SF/Fantasy author Ken Grimwood died over the weekend at age 59. Grimwood’s best-known work was the classic Replay, winner of the World Fantasy Award and voted by readers of Locus as #32 of the top fantasy books written before 1990 (tied with Something Wicked This Way Comes).
Replay is one of my favorite novels of all time, an extremely imaginative look at the old question, “If you had your life to live over, what would you do?” The ending is just plain wonderful. One of the tragedies of Grimwood’s death was that he was working on a sequel; now we’ll probably never see it.
Replay is definitely a fascinating book, one that keeps twisting into directions that you never suspected.
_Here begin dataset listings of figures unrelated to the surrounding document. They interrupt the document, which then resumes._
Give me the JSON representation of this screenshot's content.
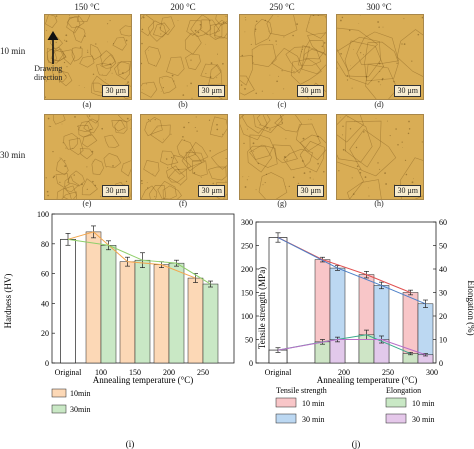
{
  "micrographs": {
    "column_headers": [
      "150 °C",
      "200 °C",
      "250 °C",
      "300 °C"
    ],
    "row_labels": [
      "10 min",
      "30 min"
    ],
    "drawing_label": "Drawing\ndirection",
    "scale_label": "30 μm",
    "captions": [
      "(a)",
      "(b)",
      "(c)",
      "(d)",
      "(e)",
      "(f)",
      "(g)",
      "(h)"
    ],
    "colors": {
      "background": "#d9ad55",
      "grain": "#8a6424"
    }
  },
  "chart_data": [
    {
      "type": "bar",
      "panel": "(i)",
      "xlabel": "Annealing temperature (°C)",
      "ylabel": "Hardness (HV)",
      "ylim": [
        0,
        100
      ],
      "yticks": [
        0,
        20,
        40,
        60,
        80,
        100
      ],
      "categories": [
        "Original",
        "100",
        "150",
        "200",
        "250"
      ],
      "original": {
        "value": 83,
        "error": 4
      },
      "series": [
        {
          "name": "10min",
          "color": "#fcd8b6",
          "values": [
            null,
            88,
            68,
            66,
            57
          ],
          "errors": [
            null,
            4,
            3,
            2,
            3
          ]
        },
        {
          "name": "30min",
          "color": "#c9e8c5",
          "values": [
            null,
            79,
            69,
            67,
            53
          ],
          "errors": [
            null,
            3,
            5,
            2,
            2
          ]
        }
      ],
      "legend": [
        "10min",
        "30min"
      ]
    },
    {
      "type": "bar",
      "panel": "(j)",
      "xlabel": "Annealing temperature (°C)",
      "ylabel": "Tensile strength (MPa)",
      "y2label": "Elongation (%)",
      "ylim": [
        0,
        300
      ],
      "yticks": [
        0,
        50,
        100,
        150,
        200,
        250,
        300
      ],
      "y2lim": [
        0,
        60
      ],
      "y2ticks": [
        0,
        10,
        20,
        30,
        40,
        50,
        60
      ],
      "categories": [
        "Original",
        "200",
        "250",
        "300"
      ],
      "original_strength": {
        "value": 267,
        "error": 10
      },
      "original_elongation": {
        "value": 5.5,
        "error": 1
      },
      "strength_series": [
        {
          "name": "10 min",
          "color": "#f8c6c8",
          "line": "#e05050",
          "values": [
            null,
            220,
            188,
            150
          ],
          "errors": [
            null,
            5,
            7,
            5
          ]
        },
        {
          "name": "30 min",
          "color": "#bcd8f2",
          "line": "#4c7fc8",
          "values": [
            null,
            202,
            165,
            126
          ],
          "errors": [
            null,
            5,
            7,
            8
          ]
        }
      ],
      "elongation_series": [
        {
          "name": "10 min",
          "color": "#c9e8c5",
          "line": "#3aa98a",
          "values": [
            null,
            9,
            12,
            4
          ],
          "errors": [
            null,
            1,
            2,
            0.5
          ]
        },
        {
          "name": "30 min",
          "color": "#e5c8ea",
          "line": "#b96ec8",
          "values": [
            null,
            10,
            10,
            3.5
          ],
          "errors": [
            null,
            1,
            1.5,
            0.5
          ]
        }
      ],
      "legend_headers": [
        "Tensile strength",
        "Elongation"
      ],
      "legend": [
        "10 min",
        "30 min",
        "10 min",
        "30 min"
      ]
    }
  ]
}
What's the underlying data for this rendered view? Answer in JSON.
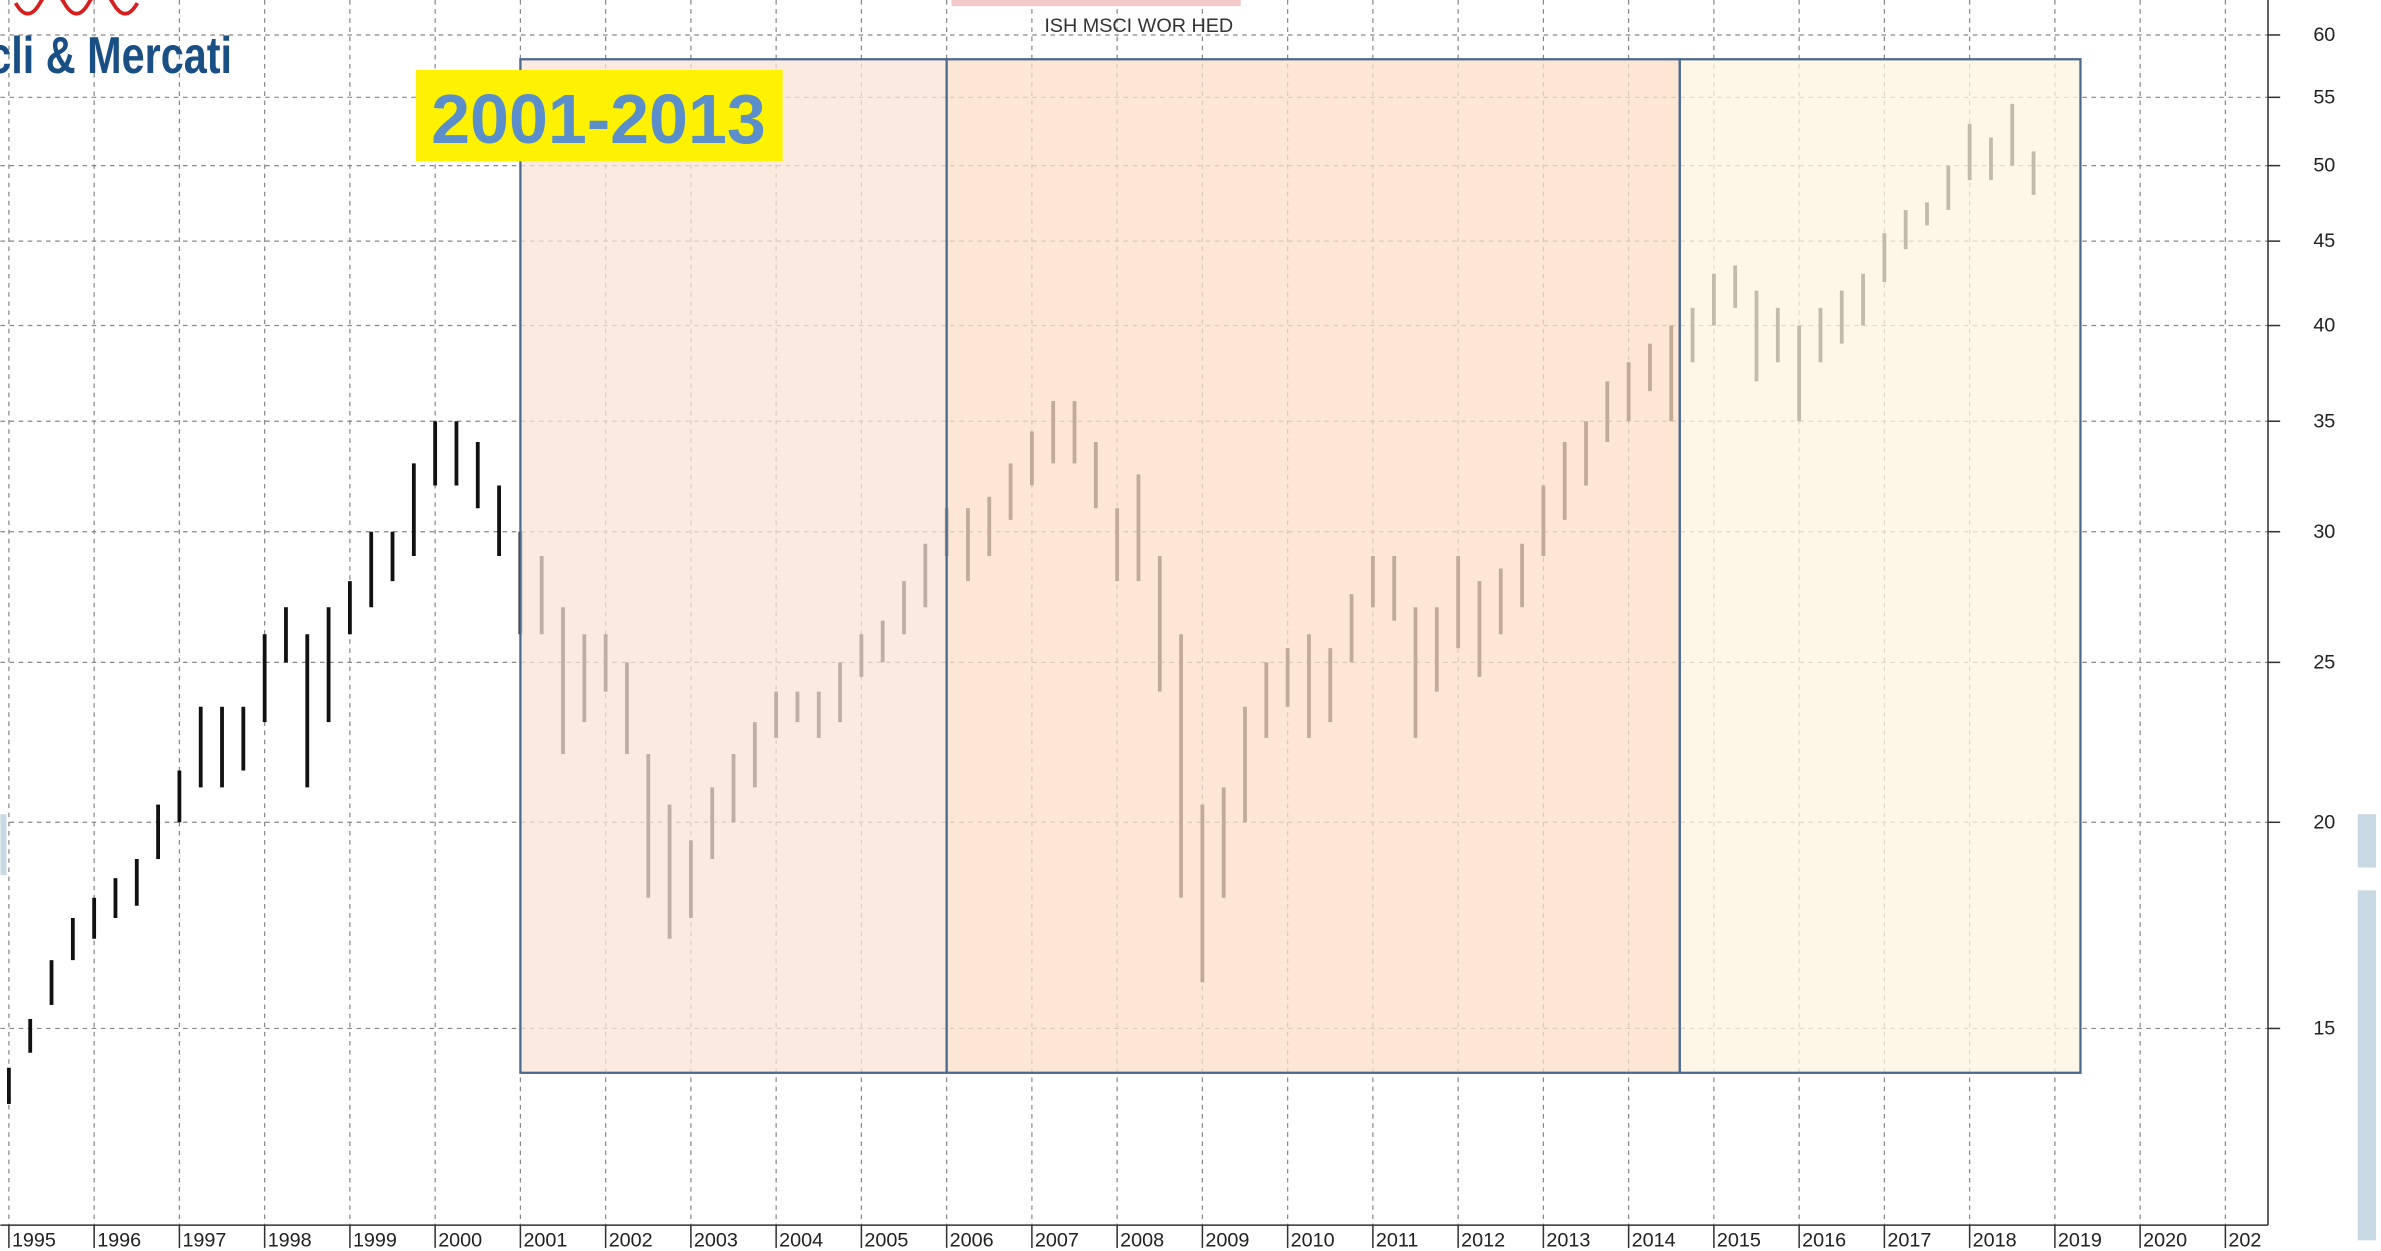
{
  "chart_data": {
    "type": "ohlc",
    "title": "ISH MSCI WOR HED",
    "logo": "cli & Mercati",
    "annotation": "2001-2013",
    "color": "#111111",
    "log_scale": true,
    "grid": true,
    "xlim": [
      1994.9,
      2021.5
    ],
    "xticks": [
      1995,
      1996,
      1997,
      1998,
      1999,
      2000,
      2001,
      2002,
      2003,
      2004,
      2005,
      2006,
      2007,
      2008,
      2009,
      2010,
      2011,
      2012,
      2013,
      2014,
      2015,
      2016,
      2017,
      2018,
      2019,
      2020,
      {
        "value": 2021,
        "label": "202"
      }
    ],
    "ylim": [
      11.4,
      63
    ],
    "yticks": [
      15,
      20,
      25,
      30,
      35,
      40,
      45,
      50,
      55,
      60
    ],
    "shaded_regions": [
      {
        "xlim": [
          2001,
          2006
        ],
        "ylim": [
          14.1,
          58
        ],
        "color": "#f9e3d6"
      },
      {
        "xlim": [
          2006,
          2014.6
        ],
        "ylim": [
          14.1,
          58
        ],
        "color": "#f9dfc5"
      },
      {
        "xlim": [
          2014.6,
          2019.3
        ],
        "ylim": [
          14.1,
          58
        ],
        "color": "#fdf4e0"
      }
    ],
    "x": [
      1995,
      1995.25,
      1995.5,
      1995.75,
      1996,
      1996.25,
      1996.5,
      1996.75,
      1997,
      1997.25,
      1997.5,
      1997.75,
      1998,
      1998.25,
      1998.5,
      1998.75,
      1999,
      1999.25,
      1999.5,
      1999.75,
      2000,
      2000.25,
      2000.5,
      2000.75,
      2001,
      2001.25,
      2001.5,
      2001.75,
      2002,
      2002.25,
      2002.5,
      2002.75,
      2003,
      2003.25,
      2003.5,
      2003.75,
      2004,
      2004.25,
      2004.5,
      2004.75,
      2005,
      2005.25,
      2005.5,
      2005.75,
      2006,
      2006.25,
      2006.5,
      2006.75,
      2007,
      2007.25,
      2007.5,
      2007.75,
      2008,
      2008.25,
      2008.5,
      2008.75,
      2009,
      2009.25,
      2009.5,
      2009.75,
      2010,
      2010.25,
      2010.5,
      2010.75,
      2011,
      2011.25,
      2011.5,
      2011.75,
      2012,
      2012.25,
      2012.5,
      2012.75,
      2013,
      2013.25,
      2013.5,
      2013.75,
      2014,
      2014.25,
      2014.5,
      2014.75,
      2015,
      2015.25,
      2015.5,
      2015.75,
      2016,
      2016.25,
      2016.5,
      2016.75,
      2017,
      2017.25,
      2017.5,
      2017.75,
      2018,
      2018.25,
      2018.5,
      2018.75
    ],
    "highs": [
      14.2,
      15.2,
      16.5,
      17.5,
      18,
      18.5,
      19,
      20.5,
      21.5,
      23.5,
      23.5,
      23.5,
      26,
      27,
      26,
      27,
      28,
      30,
      30,
      33,
      35,
      35,
      34,
      32,
      30,
      29,
      27,
      26,
      26,
      25,
      22,
      20.5,
      19.5,
      21,
      22,
      23,
      24,
      24,
      24,
      25,
      26,
      26.5,
      28,
      29.5,
      31,
      31,
      31.5,
      33,
      34.5,
      36,
      36,
      34,
      31,
      32.5,
      29,
      26,
      20.5,
      21,
      23.5,
      25,
      25.5,
      26,
      25.5,
      27.5,
      29,
      29,
      27,
      27,
      29,
      28,
      28.5,
      29.5,
      32,
      34,
      35,
      37,
      38,
      39,
      40,
      41,
      43,
      43.5,
      42,
      41,
      40,
      41,
      42,
      43,
      45.5,
      47,
      47.5,
      50,
      53,
      52,
      54.5,
      51
    ],
    "lows": [
      13.5,
      14.5,
      15.5,
      16.5,
      17,
      17.5,
      17.8,
      19,
      20,
      21,
      21,
      21.5,
      23,
      25,
      21,
      23,
      26,
      27,
      28,
      29,
      32,
      32,
      31,
      29,
      26,
      26,
      22,
      23,
      24,
      22,
      18,
      17,
      17.5,
      19,
      20,
      21,
      22.5,
      23,
      22.5,
      23,
      24.5,
      25,
      26,
      27,
      29,
      28,
      29,
      30.5,
      32,
      33,
      33,
      31,
      28,
      28,
      24,
      18,
      16,
      18,
      20,
      22.5,
      23.5,
      22.5,
      23,
      25,
      27,
      26.5,
      22.5,
      24,
      25.5,
      24.5,
      26,
      27,
      29,
      30.5,
      32,
      34,
      35,
      36.5,
      35,
      38,
      40,
      41,
      37,
      38,
      35,
      38,
      39,
      40,
      42.5,
      44.5,
      46,
      47,
      49,
      49,
      50,
      48
    ]
  }
}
Grimwood is one of those interesting one-book writers*, someone who had one huge overwhelming idea, executed it perfectly, and then never really lived up to that standard. Walter Miller, Ralph Ellison, Daniel Keyes, Thomas Heggen, Harper Lee; the list is endless.
*I know that Grimwood has written other books but I never met anybody who read any.
So sorry to hear that Ken Grimwood passed away. Replay is just an extraordinary book, which I first read shortly after it was first published as a paperback. I had long wanted to see it done as a movie, but after Groundhog Day was released, I felt that its chances probably became diminished.
And for those of you who haven’t read the book, go out and find a copy and read it. Replay is something special.